In this blog series, we have reviewed the additional points of skill from ICF’s Team Coaching Competencies 1 through 5 and now are continuing with competency 6.
Competency 6: Listens Actively
+ Notices how the perspectives shared by each team member relate to other team members’ views and the team dialogue.
+ Notices how each team member impacts the collective team energy, engagement, and focus.
+ Notices verbal and non-verbal communication patterns among team members to identify potential alliances, conflicts, and growth opportunities.
+ Models confident, effective communication and collaboration when working with a co-coach or other experts.
+ Encourages the team to own the dialogue.
What this means:
- Listen deeply to hear what each is and is not saying.
- Offer neutral observations of alliances, conflicts, and growth opportunities.
- Be aware of individual impact, relationships, conflicts, and opportunities to grow for exploration by the team.

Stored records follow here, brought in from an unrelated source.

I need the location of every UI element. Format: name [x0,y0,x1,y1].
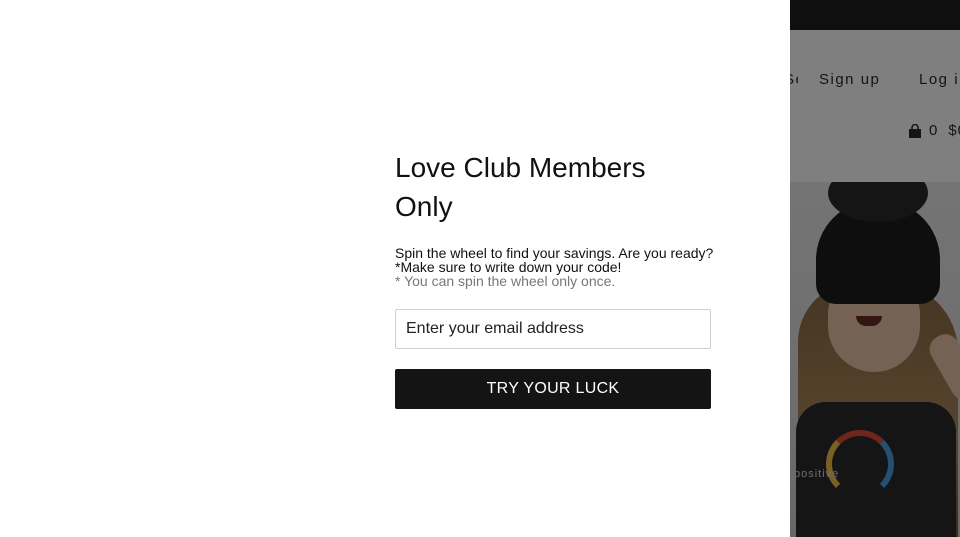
try-your-luck-button[interactable]: TRY YOUR LUCK [395,369,711,409]
popup-line-code: *Make sure to write down your code! [395,259,622,275]
popup-description: Spin the wheel to find your savings. Are… [395,246,725,288]
spin-wheel-popup: Love Club Members Only Spin the wheel to… [0,0,790,537]
email-field-wrapper [395,309,711,349]
email-input[interactable] [396,310,710,348]
popup-title: Love Club Members Only [395,152,646,222]
popup-line-spin: Spin the wheel to find your savings. Are… [395,245,714,261]
modal-backdrop[interactable] [790,0,960,537]
popup-note: * You can spin the wheel only once. [395,273,616,289]
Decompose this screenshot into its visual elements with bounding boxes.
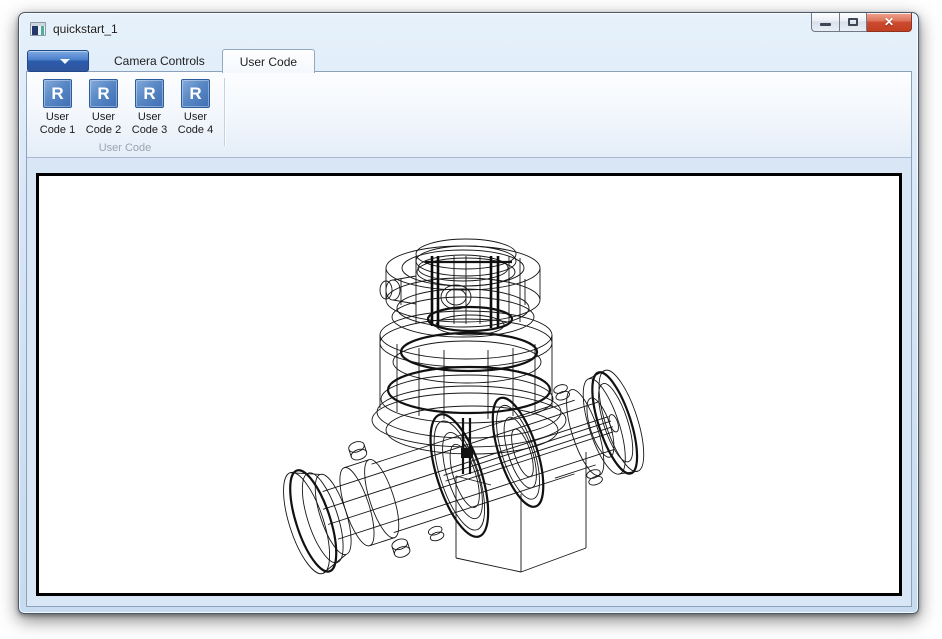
application-menu-button[interactable] xyxy=(27,50,89,72)
user-code-4-button[interactable]: R User Code 4 xyxy=(173,77,218,137)
minimize-icon xyxy=(820,23,831,26)
maximize-button[interactable] xyxy=(840,13,867,32)
user-code-3-button[interactable]: R User Code 3 xyxy=(127,77,172,137)
button-label: User Code 4 xyxy=(178,111,213,137)
maximize-icon xyxy=(848,18,858,26)
ribbon-buttons: R User Code 1 R User Code 2 xyxy=(35,77,219,137)
close-button[interactable]: ✕ xyxy=(867,13,912,32)
r-script-icon: R xyxy=(89,79,118,108)
title-bar[interactable]: quickstart_1 ✕ xyxy=(19,13,918,49)
button-label: User Code 2 xyxy=(86,111,121,137)
valve-wireframe-model xyxy=(39,176,899,593)
ribbon-tab-row: Camera Controls User Code xyxy=(27,49,912,72)
window-title: quickstart_1 xyxy=(53,22,118,36)
viewport-canvas[interactable] xyxy=(36,173,902,596)
close-icon: ✕ xyxy=(884,16,894,28)
ribbon-content: R User Code 1 R User Code 2 xyxy=(27,72,911,158)
user-code-1-button[interactable]: R User Code 1 xyxy=(35,77,80,137)
app-icon xyxy=(30,22,46,36)
window-controls: ✕ xyxy=(811,13,912,32)
tab-user-code[interactable]: User Code xyxy=(222,49,315,73)
application-window: quickstart_1 ✕ Camera Controls User Code xyxy=(18,12,919,614)
r-script-icon: R xyxy=(135,79,164,108)
client-area: R User Code 1 R User Code 2 xyxy=(26,71,912,607)
r-script-icon: R xyxy=(181,79,210,108)
chevron-down-icon xyxy=(60,59,70,64)
tab-camera-controls[interactable]: Camera Controls xyxy=(97,49,222,72)
r-script-icon: R xyxy=(43,79,72,108)
button-label: User Code 1 xyxy=(40,111,75,137)
ribbon-group-user-code: R User Code 1 R User Code 2 xyxy=(27,72,233,157)
group-separator xyxy=(224,78,225,146)
user-code-2-button[interactable]: R User Code 2 xyxy=(81,77,126,137)
ribbon-group-label: User Code xyxy=(35,142,215,154)
minimize-button[interactable] xyxy=(811,13,840,32)
button-label: User Code 3 xyxy=(132,111,167,137)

- Modeling effective communication becomes an opportunity for the team to also model effective communication.
- Hold the team as empowered to manage their own dialogue.
Often coaches are asked to explain what we actually do; listen and ask questions is an over-simplified answer. At the same time, really listening is much more involved and takes skill. This competency is taught during coaching certification and worked on consistently by coaches throughout their careers. When working with a team it means further developing listening skills to hear and be aware of multiple people at once.